Today we talk about wanting to build a modern city, while keeping all of our remaining beautiful old buildings in tact. Are we ever going to do it? This is the bottom line: The economy is horrific right now, but soon credit is going to loosen up and there will be a lot of money for projects, and a lot of that money will go to markets that lenders can be confident in, namely OKC. A rare opportunity is coming up for OKC to build a modern city once and for all, something we've been trying to do for the last 50 years. OKC should have paid to build light rail years ago. Now is the time for action.
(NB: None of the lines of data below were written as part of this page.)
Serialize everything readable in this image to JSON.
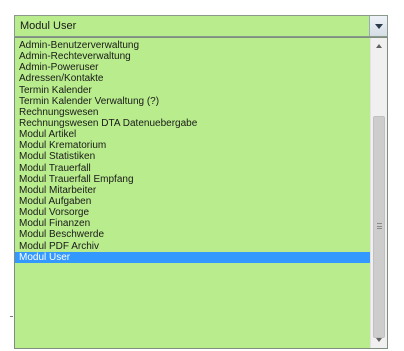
{
  "select": {
    "value": "Modul User",
    "background": "#b8ec8c"
  },
  "dropdown": {
    "options": [
      "Admin-Benutzerverwaltung",
      "Admin-Rechteverwaltung",
      "Admin-Poweruser",
      "Adressen/Kontakte",
      "Termin Kalender",
      "Termin Kalender Verwaltung (?)",
      "Rechnungswesen",
      "Rechnungswesen DTA Datenuebergabe",
      "Modul Artikel",
      "Modul Krematorium",
      "Modul Statistiken",
      "Modul Trauerfall",
      "Modul Trauerfall Empfang",
      "Modul Mitarbeiter",
      "Modul Aufgaben",
      "Modul Vorsorge",
      "Modul Finanzen",
      "Modul Beschwerde",
      "Modul PDF Archiv",
      "Modul User"
    ],
    "selected_option": "Modul User",
    "highlight_color": "#3399ff"
  },
  "scrollbar": {
    "thumb_position": "bottom"
  }
}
As soon as the Ford Center improvements tax expires at the end of 2009, the one-farthing tax should be extended for another 10 years to pay for miles of RAIL streetcars, as well as the grand park in C2S (although to be sure, a lot of it will be funded from the 2007 public bond issue), the new convention center we so desperately need, further riverfront improvements, and a district-wide streetscape. We should be so fortunate to have such a brilliant masterplan in hand! But we should be able to compete with other cities, especially those that are considered "Tier 2" cities (i.e., Pittsburgh, San Antonio, Kansas City, Minneapolis). We'll never compete well with them if we don't research carefully what these other cities are doing. Do we honestly expect them to not have similar plans to reinvent themselves? They do. They all do.

4 comments:

skye said...

In what way is San Antonio a tier 2 city? Austin has a dedicated half cent tax for its metro. That is something that Okc will have to have also. a temp tax just won't do.

NR said...

San Antonio is a Tier 2 city based on their population, over 2 million as a metro, and based on the tourism and convention business they get. They have "big-league" convention facilities which we don't, including a brand new high-rise convention hotel.

I feel like if OKC did a dedicated tax for light rail similar to Austin and DART, that would be great. Hopefully it's not misused like it is in Dallas where it's a source of controversy. Right now if OKC can just get people to approve collecting the funds in a MAPS-format and then pay for nominal maintenance out of the city transit budget, and pay for future expansions in future phases of MAPS, I think that would do the trick just the same. The public would be more likely to support that.

skye said...

Shouldn't San Antonio be a Tier 1 tho.

NR said...

Oh, I see what you're saying. Well, they only have 1 professional team, I think there are Tier 2 cities like Denver and Minneapolis which have more people metro-wide, and San Antonio really lacks the international business that Houston or San Francisco have. It's not a regional center like Dallas is, either.